Oncolytic viruses (OV) have been used to treat a variety of different cancers and are safe and well tolerated in cancer patients. They can be used independently or in conjunction with more traditional treatments such as chemotherapy and radiotherapy. Most notably, the US Food and Drug Administration (FDA) has licensed the OV, Talimogene Iaherparepvec (T-VEC), for patients with inoperable melanoma. OVs preferentially infect and kill cancer cells by two differential methods. Firstly, the cancer cells are destroyed by viral replication causing the release of viral progeny, which go on to destroy the additional tumour cells. Secondly, OV’s induce cell death by activating the human immune system, thereby acting as a cancer immunotherapy.

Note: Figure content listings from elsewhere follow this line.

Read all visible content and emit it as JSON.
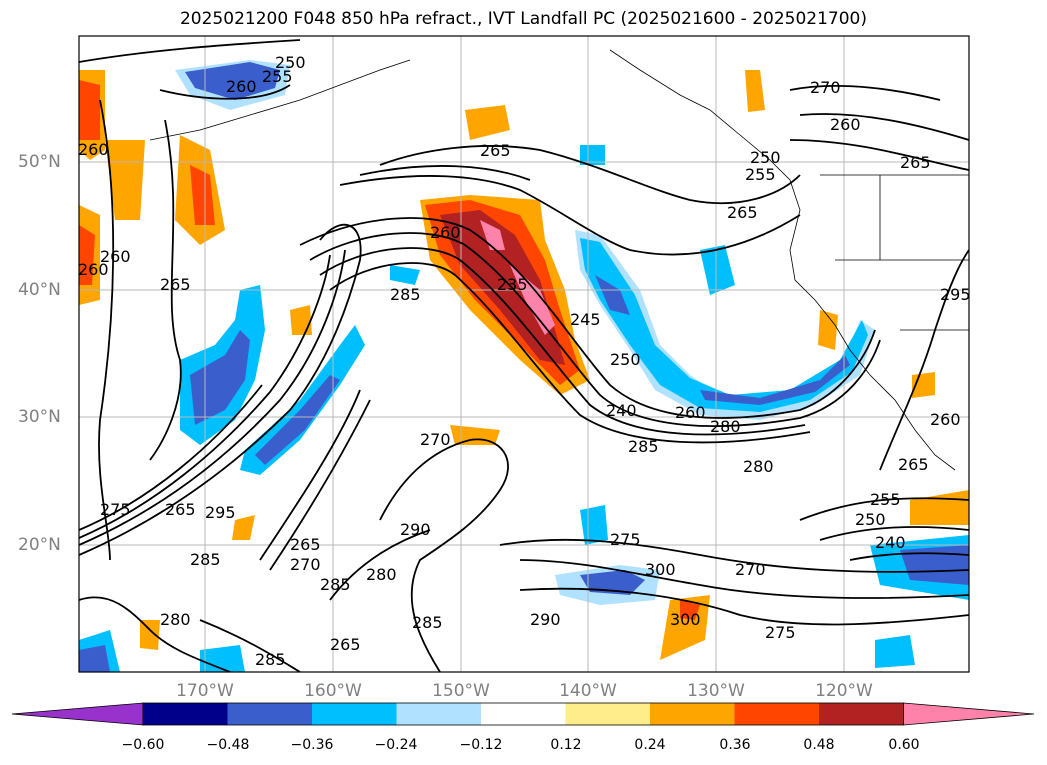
{
  "title": "2025021200 F048 850 hPa refract., IVT Landfall PC (2025021600 - 2025021700)",
  "map": {
    "lat_labels": [
      "50°N",
      "40°N",
      "30°N",
      "20°N"
    ],
    "lon_labels": [
      "170°W",
      "160°W",
      "150°W",
      "140°W",
      "130°W",
      "120°W"
    ],
    "contour_labels": [
      "250",
      "255",
      "260",
      "270",
      "265",
      "260",
      "260",
      "265",
      "255",
      "265",
      "250",
      "260",
      "285",
      "265",
      "260",
      "235",
      "245",
      "250",
      "240",
      "260",
      "285",
      "280",
      "270",
      "280",
      "260",
      "265",
      "255",
      "250",
      "240",
      "275",
      "265",
      "295",
      "285",
      "265",
      "290",
      "280",
      "285",
      "270",
      "275",
      "285",
      "280",
      "265",
      "285",
      "290",
      "300",
      "300",
      "270",
      "275",
      "295",
      "260"
    ]
  },
  "colorbar": {
    "ticks": [
      "−0.60",
      "−0.48",
      "−0.36",
      "−0.24",
      "−0.12",
      "0.12",
      "0.24",
      "0.36",
      "0.48",
      "0.60"
    ],
    "colors": [
      "#9932cc",
      "#00008b",
      "#3a5fcd",
      "#00bfff",
      "#b0e2ff",
      "#ffffff",
      "#ffec8b",
      "#ffa500",
      "#ff4500",
      "#b22222",
      "#ff82ab"
    ]
  }
}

To date, 2-Dimensional (2D) cell cultures models have been utilised to test the efficacy of OV against CRC. However, 2D cell layers lack many features that are exhibited in human cancer cells, such as the complex cellular heterogeneity, or cell- to-cell interactions, that are present in clinical tumours. By contrast, 3-dimensional (3D) multicellular models are more likely to represent the complex tumour microenvironment (TME) as they develop cell-cell interactions, hypoxic areas, and from physical barriers for drug penetration. Therefore, 3D structures provide a more realistic pre-clinical model for testing of novel therapeutic agents.

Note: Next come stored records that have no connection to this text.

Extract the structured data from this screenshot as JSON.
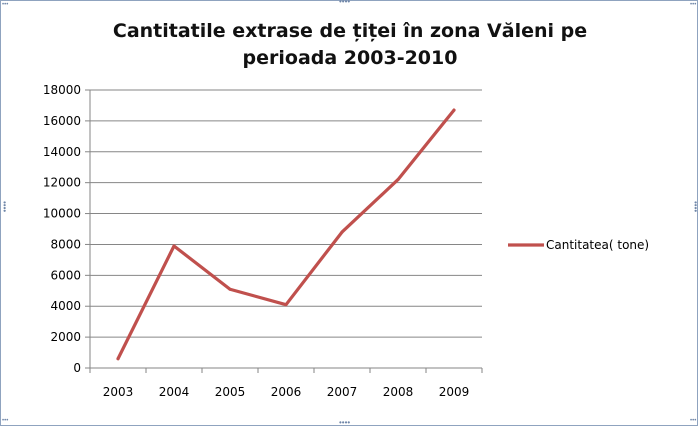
{
  "chart_data": {
    "type": "line",
    "title_line1": "Cantitatile  extrase de țiței în zona Văleni  pe",
    "title_line2": "perioada 2003-2010",
    "categories": [
      "2003",
      "2004",
      "2005",
      "2006",
      "2007",
      "2008",
      "2009"
    ],
    "series": [
      {
        "name": "Cantitatea( tone)",
        "values": [
          600,
          7900,
          5100,
          4100,
          8800,
          12200,
          16700
        ],
        "color": "#c0504d"
      }
    ],
    "ylim": [
      0,
      18000
    ],
    "yticks": [
      0,
      2000,
      4000,
      6000,
      8000,
      10000,
      12000,
      14000,
      16000,
      18000
    ],
    "grid": "horizontal",
    "legend_position": "right"
  }
}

MiRNAs are small, non-coding regulatory RNAs that bind to mRNA sequences and decrease mRNA stability prevent translation of specific target proteins. Significantly, miRNA aberrations have been associated with drug resistance in CRC. Dysregulation of miRNAs has been associated in a variety of solid tumours including gastric, breast and lung cancers. Pivotally, miRNA-145 is down regulated in CRC. If this miRNA can be re-introduced we can aim to restore chemo-sensitivity in CRC by normalizing gene expression. Evidence shows that over-expression of miR-145 can inhibit cell proliferation, migration and invasion.
As OV specifically target the TME, they can preferentially replicate in malignant cells and are also well tolerated in the patient population. Therefore, they are ideal vehicles to deliver miRNA species into malignant cells. Moreover, the ability of OV to synergise with chemotherapy is well established and therefore this approach would hopefully build on current studies and identify a novel approach to overcome drug resistance.
In this project we aim to develop and characterise superior 3D models of CRC, and test the efficacy of the OV, Maraba virus (MG-1), as a direct cytotoxic agent. We will also explore miRNA delivery using MG-1 and perform initial studies to investigate the ability miRNA-expressing MG-1 to potentiate the cytotoxic capabilities of the chemotherapy agent, 5-FU.